A broader look at crime on the system, however, is less reassuring. BART’s total violent crime — a less volatile and more useful measure than homicides alone — has risen dramatical­ly over the past decade, The Chronicle reported. Worse, the BART crime wave has defied state and regional trends and outpaced ridership.

The data suggest Wilson’s death — allegedly at the hands of a man who was riding the rails again the next day — is not just a horrific anomaly. Rather, BART has a serious and endemic public safety problem.

The system saw 428 violent crimes last year, according to the state Department of Justice, an increase of 28 percent from the year before and 69 percent from 2007. In the first half of this year, BART reported 222 violent crimes, approximat­ing last year’s pace.

Ridership has grown over the past decade, too, but at a more modest rate. From 2007 to 2017, the number of annual trips increased by only 22 percent, and ridership was slumping last year even as crime was spiking.

The growing danger to BART commuters is at odds with what’s happening outside the system’s trains and stations. Violent crime statewide fell by nearly 7 percent over the past decade. Similarly, while violent crime in San Francisco fell slightly during that period, it more than doubled on the city’s portion of the BART system. And while the same crimes decreased 27 percent in Oakland, they jumped 62 percent on BART property within Alameda County.

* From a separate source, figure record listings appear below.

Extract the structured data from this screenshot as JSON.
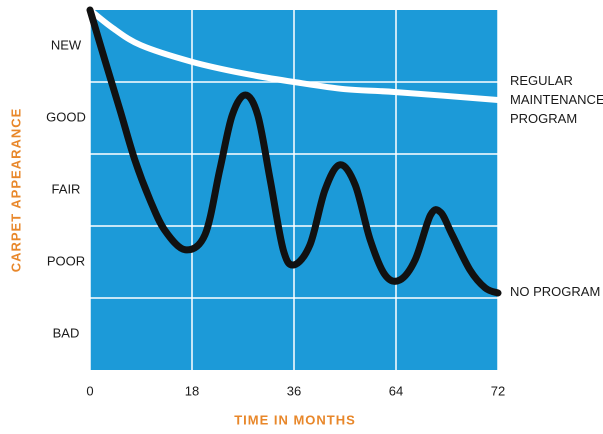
{
  "chart_data": {
    "type": "line",
    "x_label": "TIME IN MONTHS",
    "y_label": "CARPET APPEARANCE",
    "y_categories": [
      "NEW",
      "GOOD",
      "FAIR",
      "POOR",
      "BAD"
    ],
    "xlim": [
      0,
      72
    ],
    "xticks": [
      0,
      18,
      36,
      64,
      72
    ],
    "background": "#1c9ad8",
    "grid": true,
    "series": [
      {
        "name": "REGULAR MAINTENANCE PROGRAM",
        "color": "#ffffff",
        "x": [
          0,
          4,
          9,
          18,
          27,
          36,
          50,
          64,
          72
        ],
        "values": [
          5,
          4.75,
          4.51,
          4.28,
          4.12,
          4.0,
          3.9,
          3.86,
          3.75
        ]
      },
      {
        "name": "NO PROGRAM",
        "color": "#111111",
        "x": [
          0,
          2.6,
          5.3,
          7.9,
          10.6,
          13.2,
          16.8,
          20.3,
          22.9,
          25.1,
          27.4,
          29.6,
          31.8,
          34.1,
          36,
          40.4,
          44.5,
          48.6,
          52.8,
          56.9,
          61,
          64.3,
          65.5,
          66.7,
          67.5,
          68.4,
          69.8,
          71,
          72
        ],
        "values": [
          5,
          4.31,
          3.61,
          2.92,
          2.36,
          1.94,
          1.67,
          1.88,
          2.78,
          3.54,
          3.82,
          3.54,
          2.64,
          1.67,
          1.46,
          1.74,
          2.5,
          2.85,
          2.57,
          1.81,
          1.32,
          1.25,
          1.53,
          2.15,
          2.19,
          1.88,
          1.39,
          1.14,
          1.07
        ]
      }
    ]
  }
}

BART has taken steps that could help. It has reduced vacancies on its police force over the past year and a half from 41 to 25 of 176 positions. It replaced fake security cameras with real ones after The Chronicle revealed the decoys. And it has belatedly begun to address an estimated $25 million a year in fare cheating. Still, the statistics show the agency has a lot more work to do, and BART’s repeated failures of transparen­cy about major crimes show officials aren’t taking the problem seriously enough.

Granted, offenses committed within the transit system represent a small fraction of violent crime overall. But given its importance to a region with too much traffic and too little housing, BART shouldn’t be growing more dangerous while the Bay Area is getting safer.